测试case_sensitivity.q的显示是:
[junit] Running org.apache.hadoop.hive.cli.TestCliDriver
[junit] Begin query: case_sensitivity.q
[junit] Deleted file:/home/tianzhao/apache/hive-trunk/build/ql/test/data/warehouse/dest1
[junit] diff -a -I file: -I pfile: -I hdfs: -I /tmp/ -I invalidscheme: -I lastUpdateTime -I lastAccessTime -I [Oo]wner -I CreateTime -I LastAccessTime -I Location -I transient_lastDdlTime -I last_modified_ -I java.lang.RuntimeException -I at org -I at sun -I at java -I at junit -I Caused by: -I LOCK_QUERYID: -I grantTime -I [.][.][.] [0-9]* more -I USING 'java -cp /home/tianzhao/apache/hive-trunk/build/ql/test/logs/clientpositive/case_sensitivity.q.out /home/tianzhao/apache/hive-trunk/ql/src/test/results/clientpositive/case_sensitivity.q.out
[junit] Done query: case_sensitivity.q
[junit] Cleaning up TestCliDriver
生成的结果在build/ql/test/logs/clientpositive/case_sensitivity.q.out 中,通过diff比对它与ql/src/test/results/clientpositive/case_sensitivity.q.out是否相同来判断该UT是否通过。
我们来看如何手工创建src_thrift表,load数据,并执行case_sensitivity.q中的HSQL。

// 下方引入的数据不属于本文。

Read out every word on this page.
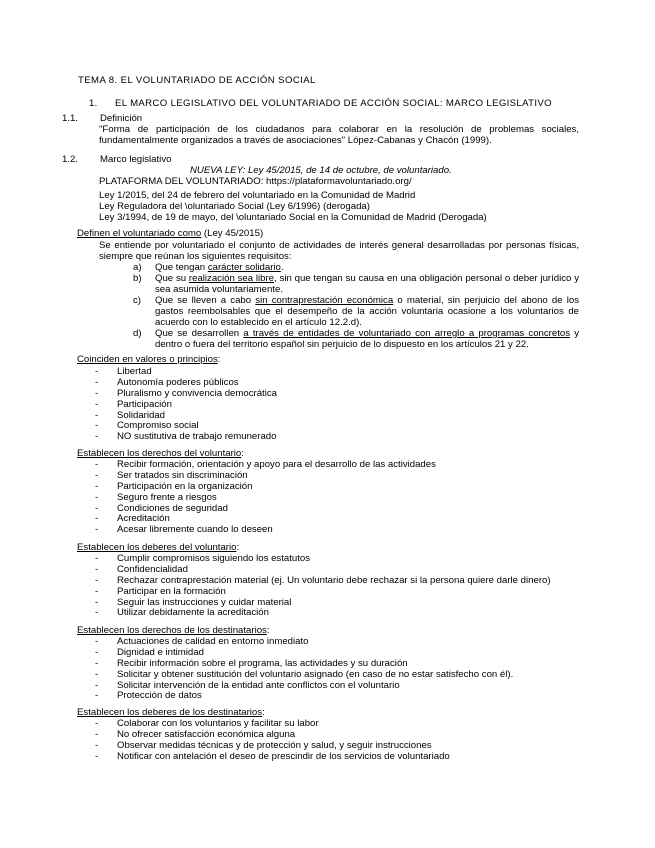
TEMA 8. EL VOLUNTARIADO DE ACCIÓN SOCIAL
1. EL MARCO LEGISLATIVO DEL VOLUNTARIADO DE ACCIÓN SOCIAL: MARCO LEGISLATIVO
1.1.	Definición
"Forma de participación de los ciudadanos para colaborar en la resolución de problemas sociales, fundamentalmente organizados a través de asociaciones" López-Cabanas y Chacón (1999).
1.2.	Marco legislativo
NUEVA LEY: Ley 45/2015, de 14 de octubre, de voluntariado.
PLATAFORMA DEL VOLUNTARIADO: https://plataformavoluntariado.org/
Ley 1/2015, del 24 de febrero del voluntariado en la Comunidad de Madrid
Ley Reguladora del \oluntariado Social (Ley 6/1996) (derogada)
Ley 3/1994, de 19 de mayo, del \oluntariado Social en la Comunidad de Madrid (Derogada)
Definen el voluntariado como (Ley 45/2015)
Se entiende por voluntariado el conjunto de actividades de interés general desarrolladas por personas físicas, siempre que reúnan los siguientes requisitos:
a)	Que tengan carácter solidario.
b)	Que su realización sea libre, sin que tengan su causa en una obligación personal o deber jurídico y sea asumida voluntariamente.
c)	Que se lleven a cabo sin contraprestación económica o material, sin perjuicio del abono de los gastos reembolsables que el desempeño de la acción voluntaria ocasione a los voluntarios de acuerdo con lo establecido en el artículo 12.2.d).
d)	Que se desarrollen a través de entidades de voluntariado con arreglo a programas concretos y dentro o fuera del territorio español sin perjuicio de lo dispuesto en los artículos 21 y 22.
Coinciden en valores o principios:
- Libertad
- Autonomía poderes públicos
- Pluralismo y convivencia democrática
- Participación
- Solidaridad
- Compromiso social
- NO sustitutiva de trabajo remunerado
Establecen los derechos del voluntario:
- Recibir formación, orientación y apoyo para el desarrollo de las actividades
- Ser tratados sin discriminación
- Participación en la organización
- Seguro frente a riesgos
- Condiciones de seguridad
- Acreditación
- Acesar libremente cuando lo deseen
Establecen los deberes del voluntario:
- Cumplir compromisos siguiendo los estatutos
- Confidencialidad
- Rechazar contraprestación material (ej. Un voluntario debe rechazar si la persona quiere darle dinero)
- Participar en la formación
- Seguir las instrucciones y cuidar material
- Utilizar debidamente la acreditación
Establecen los derechos de los destinatarios:
- Actuaciones de calidad en entorno inmediato
- Dignidad e intimidad
- Recibir información sobre el programa, las actividades y su duración
- Solicitar y obtener sustitución del voluntario asignado (en caso de no estar satisfecho con él).
- Solicitar intervención de la entidad ante conflictos con el voluntario
- Protección de datos
Establecen los deberes de los destinatarios:
- Colaborar con los voluntarios y facilitar su labor
- No ofrecer satisfacción económica alguna
- Observar medidas técnicas y de protección y salud, y seguir instrucciones
- Notificar con antelación el deseo de prescindir de los servicios de voluntariado
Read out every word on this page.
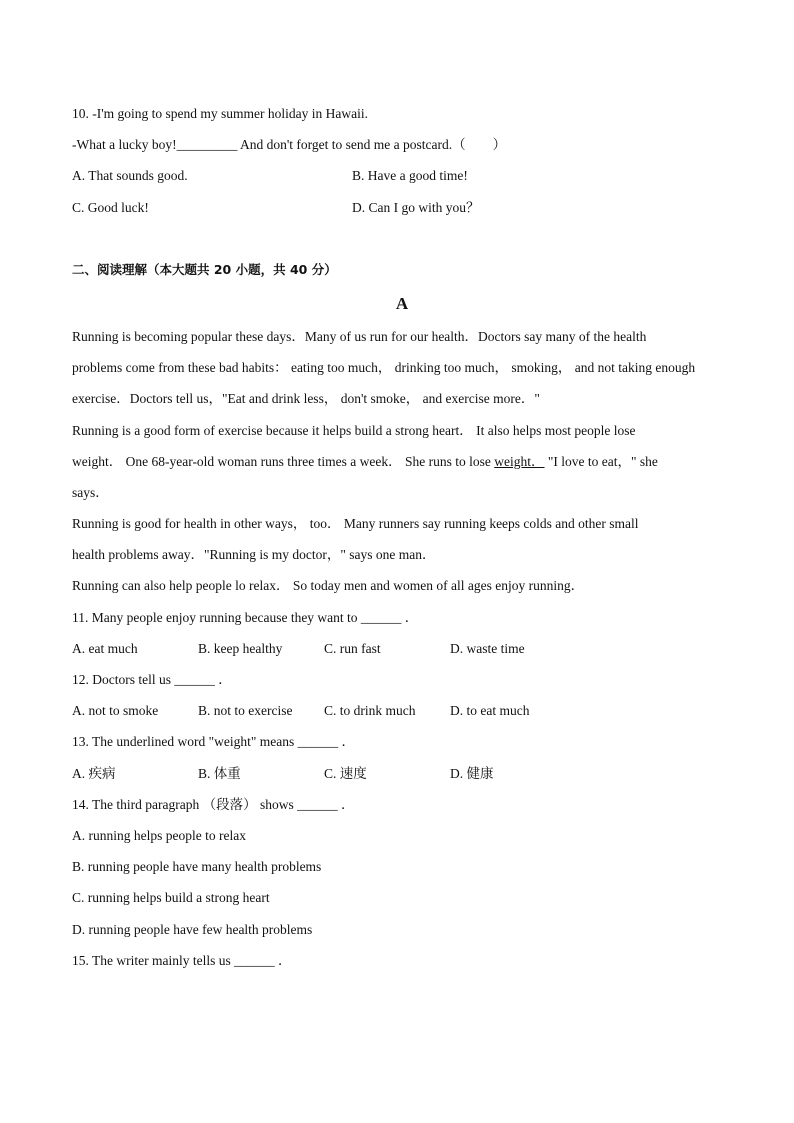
10. -I'm going to spend my summer holiday in Hawaii.
-What a lucky boy!_________ And don't forget to send me a postcard.（　　）
A. That sounds good.	B. Have a good time!
C. Good luck!	D. Can I go with you？
二、阅读理解（本大题共 20 小题，共 40 分）
A
Running is becoming popular these days．Many of us run for our health．Doctors say many of the health
problems come from these bad habits： eating too much， drinking too much， smoking， and not taking enough
exercise．Doctors tell us，"Eat and drink less， don't smoke， and exercise more．"
Running is a good form of exercise because it helps build a strong heart． It also helps most people lose
weight． One 68-year-old woman runs three times a week． She runs to lose weight． "I love to eat，" she
says．
Running is good for health in other ways， too． Many runners say running keeps colds and other small
health problems away．"Running is my doctor，" says one man．
Running can also help people lo relax． So today men and women of all ages enjoy running．
11. Many people enjoy running because they want to ______ ．
A. eat much	B. keep healthy	C. run fast	D. waste time
12. Doctors tell us ______ ．
A. not to smoke	B. not to exercise	C. to drink much	D. to eat much
13. The underlined word "weight" means ______ ．
A. 疾病	B. 体重	C. 速度	D. 健康
14. The third paragraph （段落） shows ______ ．
A. running helps people to relax
B. running people have many health problems
C. running helps build a strong heart
D. running people have few health problems
15. The writer mainly tells us ______ ．
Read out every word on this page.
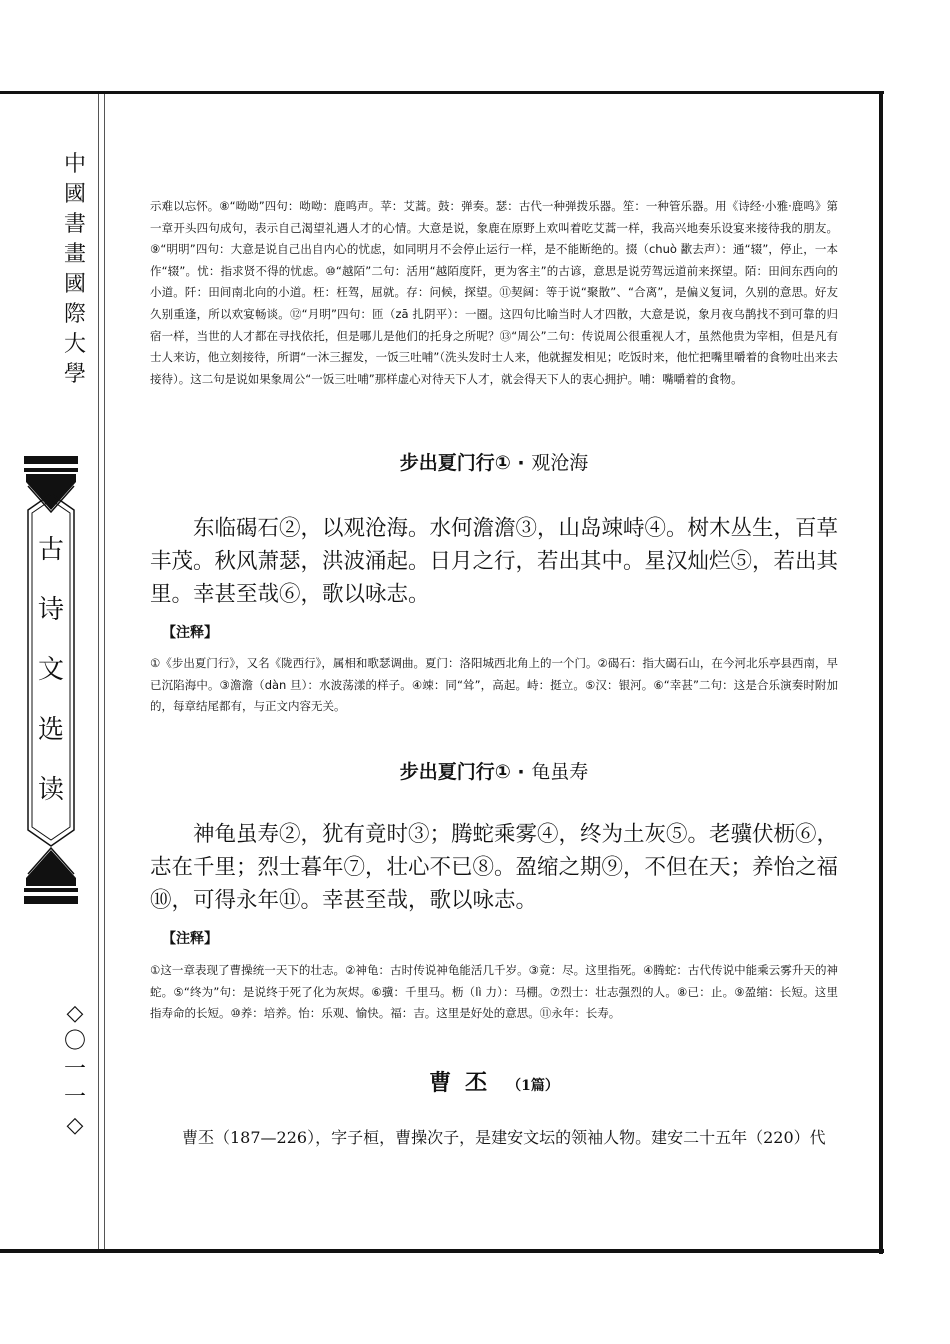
中
國
書
畫
國
際
大
學
古
诗
文
选
读
◇
〇
一
一
◇

示难以忘怀。⑧“呦呦”四句：呦呦：鹿鸣声。苹：艾蒿。鼓：弹奏。瑟：古代一种弹拨乐器。笙：一种管乐器。用《诗经·小雅·鹿鸣》第一章开头四句成句，表示自己渴望礼遇人才的心情。大意是说，象鹿在原野上欢叫着吃艾蒿一样，我高兴地奏乐设宴来接待我的朋友。⑨“明明”四句：大意是说自己出自内心的忧虑，如同明月不会停止运行一样，是不能断绝的。掇（chuò 歠去声）：通“辍”，停止，一本作“辍”。忧：指求贤不得的忧虑。⑩“越陌”二句：活用“越陌度阡，更为客主”的古谚，意思是说劳驾远道前来探望。陌：田间东西向的小道。阡：田间南北向的小道。枉：枉驾，屈就。存：问候，探望。⑪契阔：等于说“聚散”、“合离”，是偏义复词，久别的意思。好友久别重逢，所以欢宴畅谈。⑫“月明”四句：匝（zā 扎阴平）：一圈。这四句比喻当时人才四散，大意是说，象月夜乌鹊找不到可靠的归宿一样，当世的人才都在寻找依托，但是哪儿是他们的托身之所呢？⑬“周公”二句：传说周公很重视人才，虽然他贵为宰相，但是凡有士人来访，他立刻接待，所谓“一沐三握发，一饭三吐哺”（洗头发时士人来，他就握发相见；吃饭时来，他忙把嘴里嚼着的食物吐出来去接待）。这二句是说如果象周公“一饭三吐哺”那样虚心对待天下人才，就会得天下人的衷心拥护。哺：嘴嚼着的食物。

步出夏门行① · 观沧海

东临碣石②，以观沧海。水何澹澹③，山岛竦峙④。树木丛生，百草丰茂。秋风萧瑟，洪波涌起。日月之行，若出其中。星汉灿烂⑤，若出其里。幸甚至哉⑥，歌以咏志。

【注释】

①《步出夏门行》，又名《陇西行》，属相和歌瑟调曲。夏门：洛阳城西北角上的一个门。②碣石：指大碣石山，在今河北乐亭县西南，早已沉陷海中。③澹澹（dàn 旦）：水波荡漾的样子。④竦：同“耸”，高起。峙：挺立。⑤汉：银河。⑥“幸甚”二句：这是合乐演奏时附加的，每章结尾都有，与正文内容无关。

步出夏门行① · 龟虽寿

神龟虽寿②，犹有竟时③；腾蛇乘雾④，终为土灰⑤。老骥伏枥⑥，志在千里；烈士暮年⑦，壮心不已⑧。盈缩之期⑨，不但在天；养怡之福⑩，可得永年⑪。幸甚至哉，歌以咏志。

【注释】

①这一章表现了曹操统一天下的壮志。②神龟：古时传说神龟能活几千岁。③竟：尽。这里指死。④腾蛇：古代传说中能乘云雾升天的神蛇。⑤“终为”句：是说终于死了化为灰烬。⑥骥：千里马。枥（lì 力）：马棚。⑦烈士：壮志强烈的人。⑧已：止。⑨盈缩：长短。这里指寿命的长短。⑩养：培养。怡：乐观、愉快。福：吉。这里是好处的意思。⑪永年：长寿。

曹丕 （1篇）

曹丕（187—226），字子桓，曹操次子，是建安文坛的领袖人物。建安二十五年（220）代
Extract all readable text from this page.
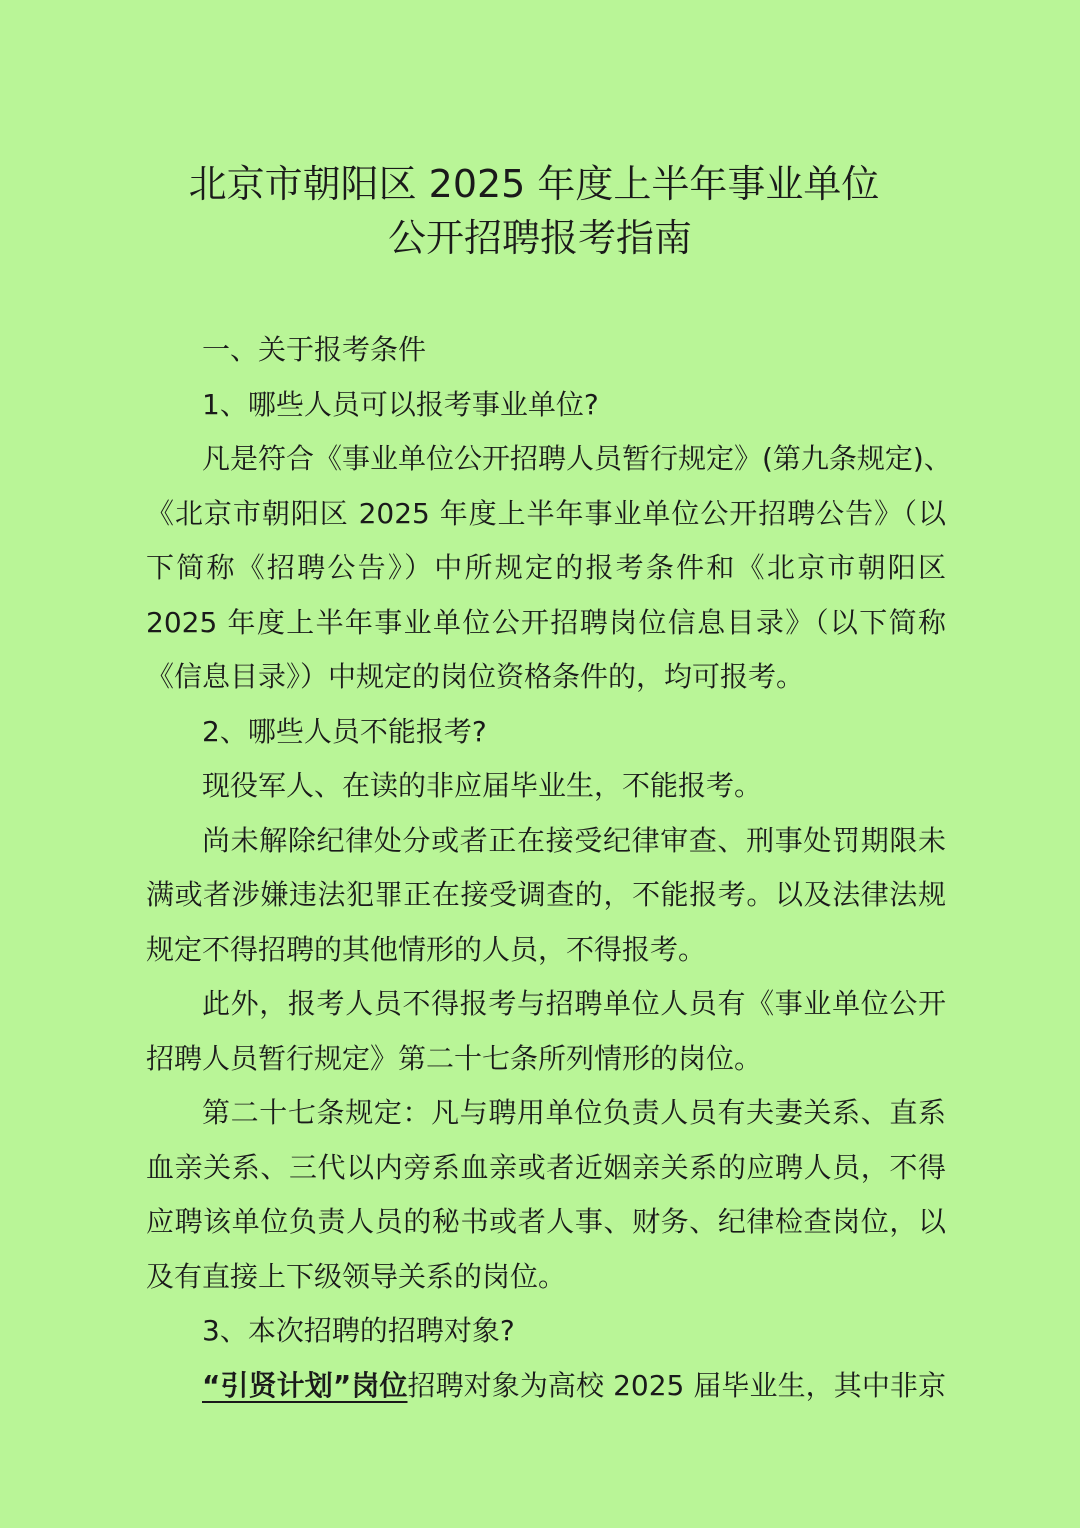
北京市朝阳区 2025 年度上半年事业单位
公开招聘报考指南
一、关于报考条件
1、哪些人员可以报考事业单位?
凡是符合《事业单位公开招聘人员暂行规定》(第九条规定)、
《北京市朝阳区 2025 年度上半年事业单位公开招聘公告》（以
下简称《招聘公告》）中所规定的报考条件和《北京市朝阳区
2025 年度上半年事业单位公开招聘岗位信息目录》（以下简称
《信息目录》）中规定的岗位资格条件的，均可报考。
2、哪些人员不能报考?
现役军人、在读的非应届毕业生，不能报考。
尚未解除纪律处分或者正在接受纪律审查、刑事处罚期限未
满或者涉嫌违法犯罪正在接受调查的，不能报考。以及法律法规
规定不得招聘的其他情形的人员，不得报考。
此外，报考人员不得报考与招聘单位人员有《事业单位公开
招聘人员暂行规定》第二十七条所列情形的岗位。
第二十七条规定：凡与聘用单位负责人员有夫妻关系、直系
血亲关系、三代以内旁系血亲或者近姻亲关系的应聘人员，不得
应聘该单位负责人员的秘书或者人事、财务、纪律检查岗位，以
及有直接上下级领导关系的岗位。
3、本次招聘的招聘对象?
“引贤计划”岗位招聘对象为高校 2025 届毕业生，其中非京
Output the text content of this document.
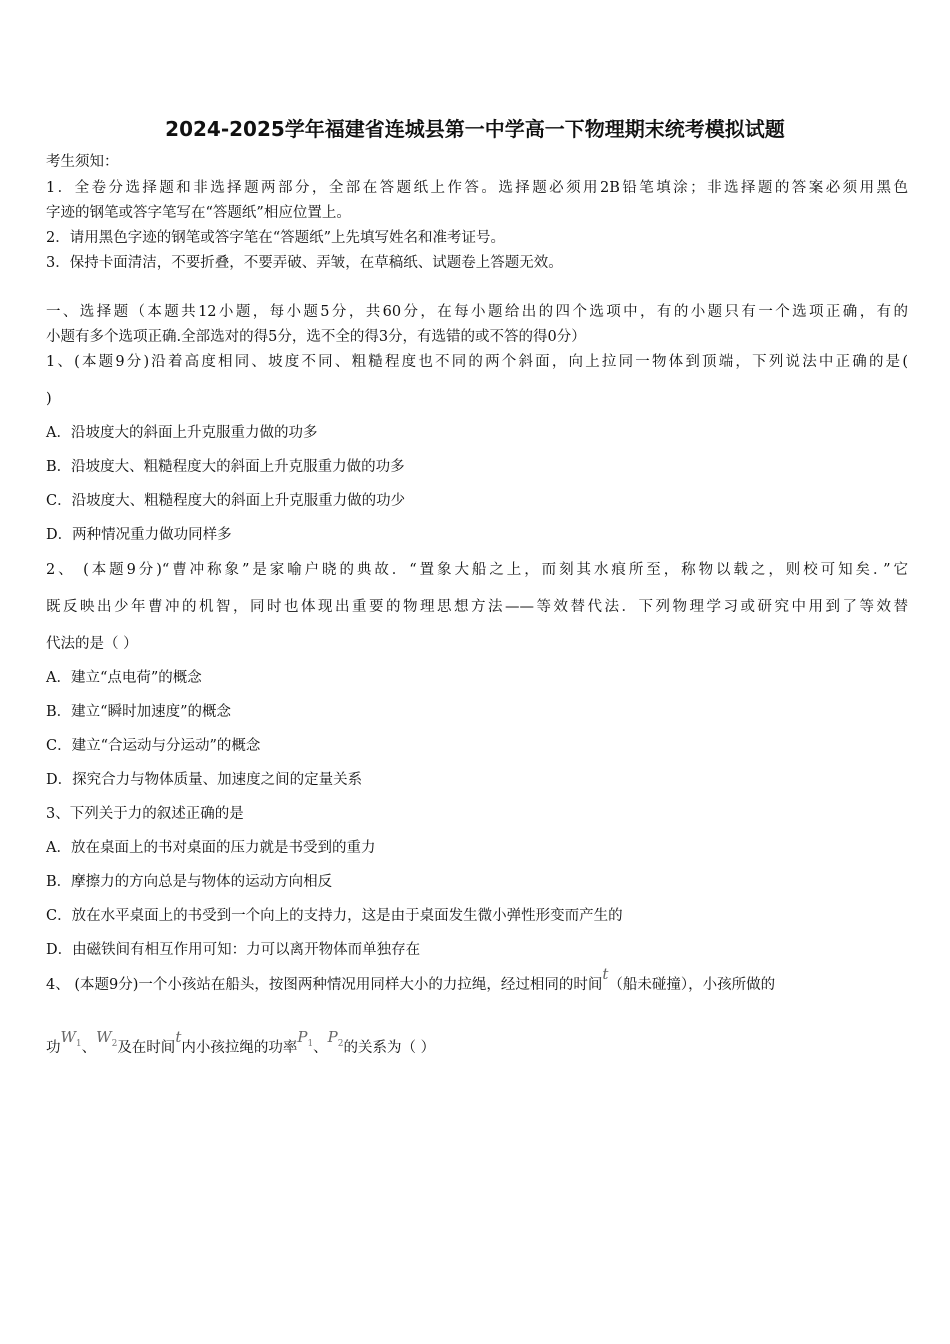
2024-2025学年福建省连城县第一中学高一下物理期末统考模拟试题
考生须知：
1．全卷分选择题和非选择题两部分，全部在答题纸上作答。选择题必须用2B铅笔填涂；非选择题的答案必须用黑色
字迹的钢笔或答字笔写在“答题纸”相应位置上。
2．请用黑色字迹的钢笔或答字笔在“答题纸”上先填写姓名和准考证号。
3．保持卡面清洁，不要折叠，不要弄破、弄皱，在草稿纸、试题卷上答题无效。
一、选择题（本题共12小题，每小题5分，共60分，在每小题给出的四个选项中，有的小题只有一个选项正确，有的
小题有多个选项正确.全部选对的得5分，选不全的得3分，有选错的或不答的得0分）
1、(本题9分)沿着高度相同、坡度不同、粗糙程度也不同的两个斜面，向上拉同一物体到顶端，下列说法中正确的是(
)
A．沿坡度大的斜面上升克服重力做的功多
B．沿坡度大、粗糙程度大的斜面上升克服重力做的功多
C．沿坡度大、粗糙程度大的斜面上升克服重力做的功少
D．两种情况重力做功同样多
2、 (本题9分)“曹冲称象”是家喻户晓的典故．“置象大船之上，而刻其水痕所至，称物以载之，则校可知矣．”它
既反映出少年曹冲的机智，同时也体现出重要的物理思想方法——等效替代法．下列物理学习或研究中用到了等效替
代法的是（ ）
A．建立“点电荷”的概念
B．建立“瞬时加速度”的概念
C．建立“合运动与分运动”的概念
D．探究合力与物体质量、加速度之间的定量关系
3、下列关于力的叙述正确的是
A．放在桌面上的书对桌面的压力就是书受到的重力
B．摩擦力的方向总是与物体的运动方向相反
C．放在水平桌面上的书受到一个向上的支持力，这是由于桌面发生微小弹性形变而产生的
D．由磁铁间有相互作用可知：力可以离开物体而单独存在
4、 (本题9分)一个小孩站在船头，按图两种情况用同样大小的力拉绳，经过相同的时间t（船未碰撞），小孩所做的
功$W_1$、$W_2$及在时间t内小孩拉绳的功率$P_1$、$P_2$的关系为（ ）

org.apache.hadoop.hive.ql.QTestUtil.createSources()中创建src_thrift表的语句是:
Table srcThrift = new Table(db.getCurrentDatabase(), "src_thrift");
srcThrift.setInputFormatClass(SequenceFileInputFormat.class.getName());
srcThrift.setOutputFormatClass(SequenceFileOutputFormat.class.getName());
srcThrift.setSerializationLib(ThriftDeserializer.class.getName());
srcThrift.setSerdeParam(Constants.SERIALIZATION_CLASS, Complex.class
.getName());
srcThrift.setSerdeParam(Constants.SERIALIZATION_FORMAT,
TBinaryProtocol.class.getName());
db.createTable(srcThrift);
存储格式是SequenceFile,serde是ThriftDeserializer,serde的两个属性是SERIALIZATION_CLASS和SERIALIZATION_FORMAT。创建表的时候需要知道表的字段,这里没有写。但是在(Constants.SERIALIZATION_CLASS, Complex.class.getName())中已经定义了。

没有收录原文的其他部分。